Col. B. Bunny said...

I amuse myself by asking why did the various nations involved in WWI not examine it after the first year and ask themselves if they were engaging in a useful purpose. The entire British standing army of 1914 had been wiped out and massive casualties were suffered on all sides for pathetically small gains and losses. No doubt the governments considered the sacrifices "worth it" according to their calculations and priorities. The Christmas truces of 1914 break your heart to read about them, so emblematic of the humanity of the troops and the absurdity of the task at hand. But the slaughter continued, consuming the best of the best.

I frequently note that the slaughter of that war is meaningless now. Not one political leader, except Putin, acts in any way that serves to damp down the fires of war that rise up now. Thankfully, conscription is not widely in force so that generous supplies of warm bodies will not be available to pay for political buffoonery. But perhaps supplies of sleek, fast-moving, intelligent projectiles and missiles will strike the "leadership" as adequate to the task.

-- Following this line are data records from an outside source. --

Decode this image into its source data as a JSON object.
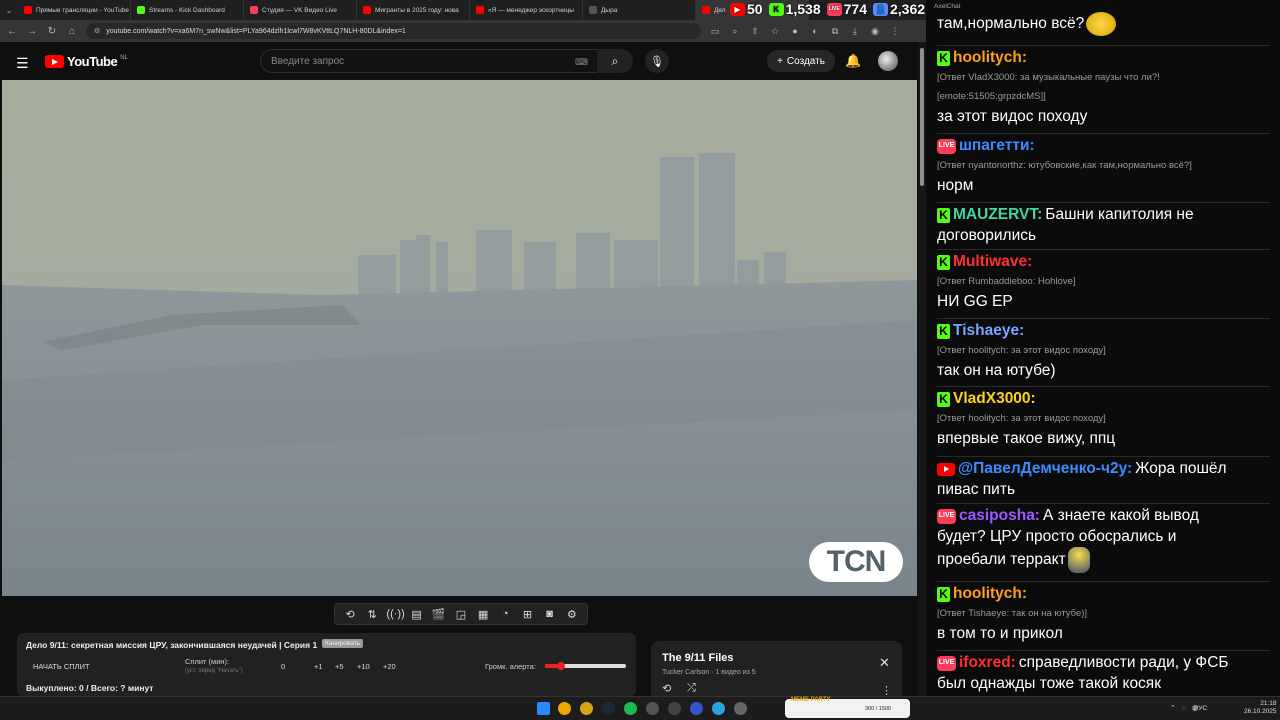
{
  "browser": {
    "tabs": [
      {
        "label": "Прямые трансляции - YouTube",
        "color": "#ff0000",
        "active": false
      },
      {
        "label": "Streams - Kick Dashboard",
        "color": "#53fc18",
        "active": false
      },
      {
        "label": "Студия — VK Видео Live",
        "color": "#ff3b5c",
        "active": false
      },
      {
        "label": "Мигранты в 2025 году: нова",
        "color": "#ff0000",
        "active": false
      },
      {
        "label": "«Я — менеджер эскортницы",
        "color": "#ff0000",
        "active": false
      },
      {
        "label": "Дыра",
        "color": "#555555",
        "active": false
      },
      {
        "label": "Дел",
        "color": "#ff0000",
        "active": true
      }
    ],
    "url": "youtube.com/watch?v=xa6M7n_swNw&list=PLYa964dzlh1lcwl7W8vKVttLQ7NLH-80DL&index=1"
  },
  "stats": [
    {
      "icon": "youtube-icon",
      "value": "50",
      "color": "#ff0000"
    },
    {
      "icon": "kick-icon",
      "value": "1,538",
      "color": "#53fc18"
    },
    {
      "icon": "vk-live-icon",
      "value": "774",
      "color": "#ff3b5c"
    },
    {
      "icon": "viewers-icon",
      "value": "2,362",
      "color": "#5b8cff"
    }
  ],
  "youtube": {
    "logo_text": "YouTube",
    "region": "NL",
    "search_placeholder": "Введите запрос",
    "create_label": "Создать"
  },
  "video": {
    "watermark": "TCN"
  },
  "split_panel": {
    "title": "Дело 9/11: секретная миссия ЦРУ, закончившаяся неудачей | Серия 1",
    "badge": "Канировать",
    "start_label": "НАЧАТЬ СПЛИТ",
    "split_label": "Сплит (мин):",
    "split_hint": "(уст. перед \"Начать\")",
    "values": [
      "0",
      "+1",
      "+5",
      "+10",
      "+20"
    ],
    "alert_label": "Громк. алерта:",
    "alert_level": 0.2,
    "status": "Выкуплено: 0 / Всего: ? минут"
  },
  "playlist": {
    "title": "The 9/11 Files",
    "subtitle": "Tucker Carlson · 1 видео из 5"
  },
  "chat": {
    "window_title": "AxelChat",
    "messages": [
      {
        "platform": "none",
        "user": "",
        "color": "#ffffff",
        "reply": "",
        "text": "там,нормально всё?",
        "emoji": "laugh"
      },
      {
        "platform": "kick",
        "user": "hoolitych:",
        "color": "#ff9f1a",
        "reply": "[Ответ VladX3000: за музыкальные паузы что ли?!",
        "reply2": "[emote:51505:grpzdcMS]]",
        "text": "за этот видос походу"
      },
      {
        "platform": "vk",
        "user": "шпагетти:",
        "color": "#3d8bff",
        "reply": "[Ответ nyantonorthz: ютубовские,как там,нормально всё?]",
        "text": "норм"
      },
      {
        "platform": "kick",
        "user": "MAUZERVT:",
        "color": "#3fd6a6",
        "inline": "Башни капитолия не",
        "text": "договорились"
      },
      {
        "platform": "kick",
        "user": "Multiwave:",
        "color": "#ff3030",
        "reply": "[Ответ Rumbaddieboo: Hohlove]",
        "text": "НИ GG ЕР"
      },
      {
        "platform": "kick",
        "user": "Tishaeye:",
        "color": "#79a6ff",
        "reply": "[Ответ hoolitych: за этот видос походу]",
        "text": "так он на ютубе)"
      },
      {
        "platform": "kick",
        "user": "VladX3000:",
        "color": "#ffd21f",
        "reply": "[Ответ hoolitych: за этот видос походу]",
        "text": "впервые такое вижу, ппц"
      },
      {
        "platform": "youtube",
        "user": "@ПавелДемченко-ч2у:",
        "color": "#3d8bff",
        "inline": "Жора пошёл",
        "text": "пивас пить"
      },
      {
        "platform": "vk",
        "user": "casiposha:",
        "color": "#9b59ff",
        "inline": "А знаете какой вывод",
        "text": "будет? ЦРУ просто обосрались и",
        "text2": "проебали терракт",
        "emoji": "blob"
      },
      {
        "platform": "kick",
        "user": "hoolitych:",
        "color": "#ff9f1a",
        "reply": "[Ответ Tishaeye: так он на ютубе)]",
        "text": "в том то и прикол"
      },
      {
        "platform": "vk",
        "user": "ifoxred:",
        "color": "#ff3030",
        "inline": "справедливости ради, у ФСБ",
        "text": "был однажды тоже такой косяк"
      }
    ]
  },
  "taskbar": {
    "widget_label": "MEME PARTY",
    "widget_value": "300 / 1500",
    "language": "РУС",
    "time": "21:18",
    "date": "26.10.2025"
  }
}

The inability of Western electorates to have any kind of meaningful input, let alone control over their moronic leaders is the stuff of new tragedy. The hallmark of this time in Western history is not just politicians taking decisions that are arguably unwise but decisions being taken by traitors, morons, liars, or pure power-loving scum. Even "personally depraved" is a descriptor that cannot be ruled out. All landmarks of a minimally rational civilization are gone and we are left with some hideously-colored landscape right out of the Steven King imagination. Any picture of any Syrian city will show such a blasted wasteland. All "worth it" to the fools who run things. And whom we re-elect and re-elect.